Cuaca DIY Hari Ini: Jogja Diselimuti Awan Tebal, Hujan Ringan Diprediksi di Lereng Merapi dan Perbukitan Menoreh

Penulis: Edi Wahyono  •  Jumat, 22 Mei 2026 | 10:26:01 WIB
Jogja diselimuti awan tebal dengan potensi hujan ringan di lereng Merapi dan Perbukitan Menoreh hari ini.

YOGYAKARTA — Badan Meteorologi, Klimatologi, dan Geofisika (BMKG) DIY merilis prakiraan cuaca terbaru untuk hari ini. Cuaca berawan hingga berawan tebal diprediksi menyelimuti hampir seluruh kabupaten/kota di DIY, mulai dari pagi hingga malam hari.

Wilayah Mana yang Berpotensi Hujan Ringan?

Meski secara umum cerah berawan, ada dua titik yang patut diwaspadai. BMKG DIY menyebutkan bahwa kawasan Lereng Gunung Merapi di Kabupaten Sleman berpotensi diguyur hujan dengan intensitas ringan mulai siang hari.

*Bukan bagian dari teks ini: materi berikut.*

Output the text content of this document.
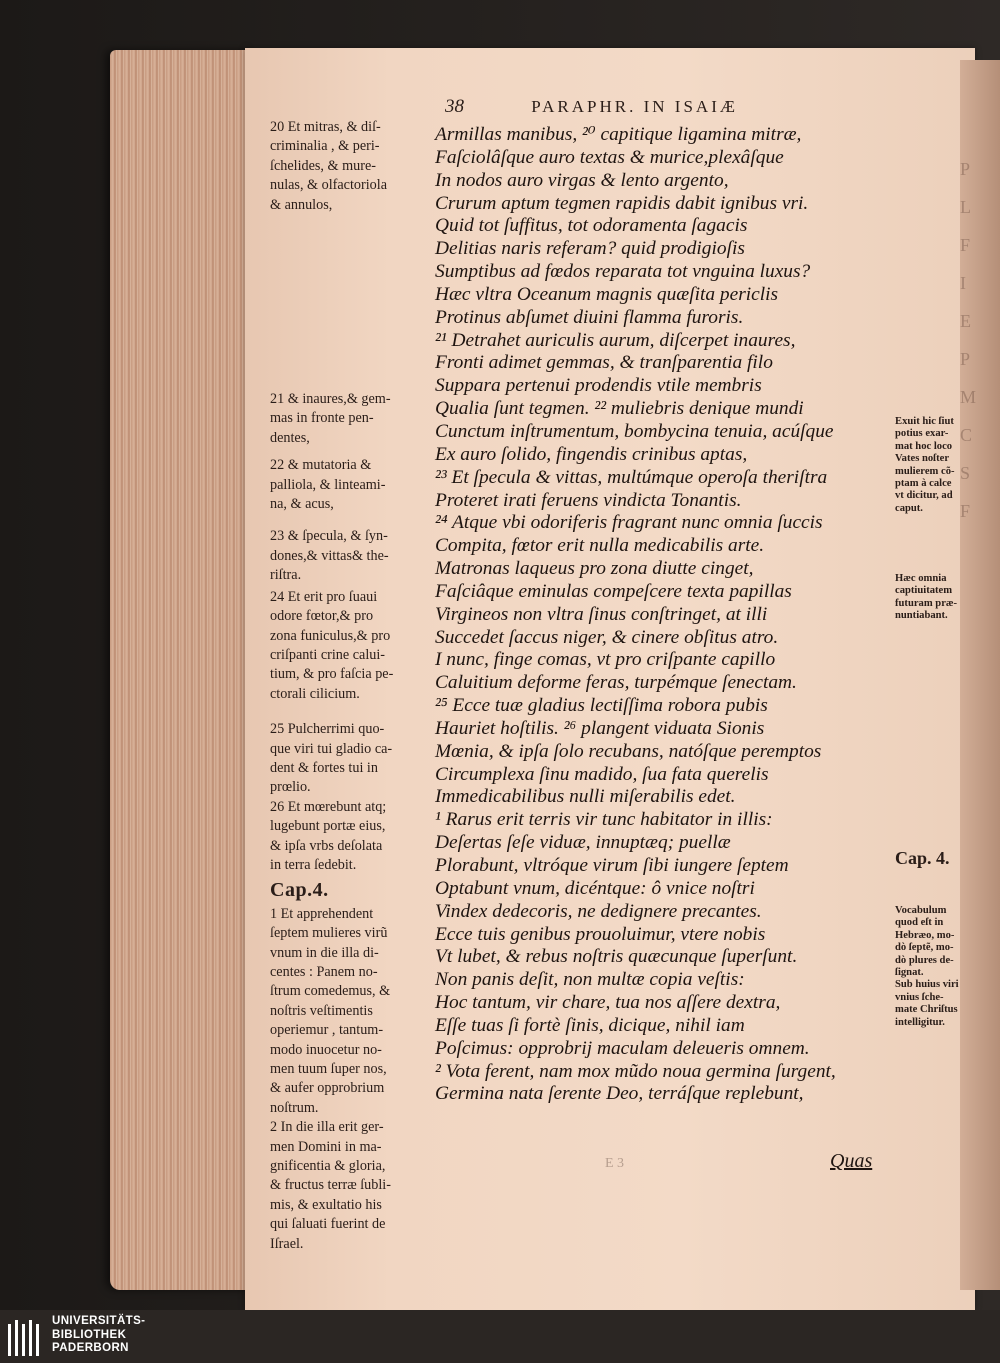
38	PARAPHR. IN ISAIÆ
20 Et mitras, & diſ-
criminalia , & peri-
ſchelides, & mure-
nulas, & olfactoriola
& annulos,
21 & inaures,& gem-
mas in fronte pen-
dentes,
22 & mutatoria &
palliola, & linteami-
na, & acus,
23 & ſpecula, & ſyn-
dones,& vittas& the-
riſtra.
24 Et erit pro ſuaui
odore fœtor,& pro
zona funiculus,& pro
criſpanti crine calui-
tium, & pro faſcia pe-
ctorali cilicium.
25 Pulcherrimi quo-
que viri tui gladio ca-
dent & fortes tui in
prœlio.
26 Et mœrebunt atq;
lugebunt portæ eius,
& ipſa vrbs deſolata
in terra ſedebit.
Cap.4.
1 Et apprehendent
ſeptem mulieres virũ
vnum in die illa di-
centes : Panem no-
ſtrum comedemus, &
noſtris veſtimentis
operiemur , tantum-
modo inuocetur no-
men tuum ſuper nos,
& aufer opprobrium
noſtrum.
2 In die illa erit ger-
men Domini in ma-
gnificentia & gloria,
& fructus terræ ſubli-
mis, & exultatio his
qui ſaluati fuerint de
Iſrael.
Armillas manibus, ²⁰ capitique ligamina mitræ,
Faſciolâſque auro textas & murice,plexâſque
In nodos auro virgas & lento argento,
Crurum aptum tegmen rapidis dabit ignibus vri.
Quid tot ſuffitus, tot odoramenta ſagacis
Delitias naris referam? quid prodigioſis
Sumptibus ad fœdos reparata tot vnguina luxus?
Hæc vltra Oceanum magnis quæſita periclis
Protinus abſumet diuini flamma furoris.
²¹ Detrahet auriculis aurum, diſcerpet inaures,
Fronti adimet gemmas, & tranſparentia filo
Suppara pertenui prodendis vtile membris
Qualia ſunt tegmen. ²² muliebris denique mundi
Cunctum inſtrumentum, bombycina tenuia, acúſque
Ex auro ſolido, fingendis crinibus aptas,
²³ Et ſpecula & vittas, multúmque operoſa theriſtra
Proteret irati feruens vindicta Tonantis.
²⁴ Atque vbi odoriferis fragrant nunc omnia ſuccis
Compita, fœtor erit nulla medicabilis arte.
Matronas laqueus pro zona diutte cinget,
Faſciâque eminulas compeſcere texta papillas
Virgineos non vltra ſinus conſtringet, at illi
Succedet ſaccus niger, & cinere obſitus atro.
I nunc, finge comas, vt pro criſpante capillo
Caluitium deforme feras, turpémque ſenectam.
²⁵ Ecce tuæ gladius lectiſſima robora pubis
Hauriet hoſtilis. ²⁶ plangent viduata Sionis
Mœnia, & ipſa ſolo recubans, natóſque peremptos
Circumplexa ſinu madido, ſua fata querelis
Immedicabilibus nulli miſerabilis edet.
¹ Rarus erit terris vir tunc habitator in illis:
Deſertas ſeſe viduæ, innuptæq; puellæ
Plorabunt, vltróque virum ſibi iungere ſeptem
Optabunt vnum, dicéntque: ô vnice noſtri
Vindex dedecoris, ne dedignere precantes.
Ecce tuis genibus prouoluimur, vtere nobis
Vt lubet, & rebus noſtris quæcunque ſuperſunt.
Non panis deſit, non multæ copia veſtis:
Hoc tantum, vir chare, tua nos aſſere dextra,
Eſſe tuas ſi fortè ſinis, dicique, nihil iam
Poſcimus: opprobrij maculam deleueris omnem.
² Vota ferent, nam mox mũdo noua germina ſurgent,
Germina nata ſerente Deo, terráſque replebunt,
Exuit hic ſiut
potius exar-
mat hoc loco
Vates noſter
mulierem cõ-
ptam à calce
vt dicitur, ad
caput.
Hæc omnia
captiuitatem
futuram præ-
nuntiabant.
Cap. 4.
Vocabulum
quod eſt in
Hebræo, mo-
dò ſeptẽ, mo-
dò plures de-
ſignat.
Sub huius viri
vnius ſche-
mate Chriſtus
intelligitur.
E 3	Quas
P
L
F
I
E
P
M
C
S
F
UNIVERSITÄTS-
BIBLIOTHEK
PADERBORN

"Wilayah yang dimaksud meliputi Kapanewon Pakem, Turi, dan Cangkringan," tulis BMKG DIY melalui akun Instagram resmi @infobmkgyia, Jumat (22/5/2026). Kondisi serupa juga diprediksi terjadi di kawasan Perbukitan Menoreh, tepatnya di Kapanewon Samigaluh dan Girimulyo, Kabupaten Kulon Progo.

Bagaimana Cuaca di Kota Jogja, Sleman, dan Bantul?

Untuk wilayah perkotaan, seperti Kota Jogja, Sleman bagian tengah dan selatan, serta Bantul, cuaca diprediksi berawan tebal tanpa potensi hujan. Kawasan wisata andalan seperti Pantai Parangtritis di Bantul juga dipastikan aman dari hujan.

Hal yang sama berlaku untuk Kabupaten Gunungkidul. Seluruh wilayah, termasuk kawasan wisata pantai seperti Pantai Indrayanti, diprakirakan berawan tebal sepanjang hari.

YIA dan Pantai di Kulon Progo Juga Aman

Bagi pengguna jasa transportasi udara, cuaca di sekitar Yogyakarta International Airport (YIA) di Kulon Progo diprediksi bersahabat. Tidak ada potensi hujan di kawasan bandara maupun pesisir pantai Kulon Progo pada hari ini.

BMKG DIY mengimbau masyarakat untuk tetap waspada terhadap potensi perubahan cuaca yang cepat, terutama bagi warga yang beraktivitas di lereng gunung atau perbukitan. Meski intensitas hujan diprediksi ringan, kewaspadaan tetap diperlukan.

Reporter: Edi Wahyono
Sumber: detik.com This article was automatically rewritten by AI based on the source above without altering the facts of the original article.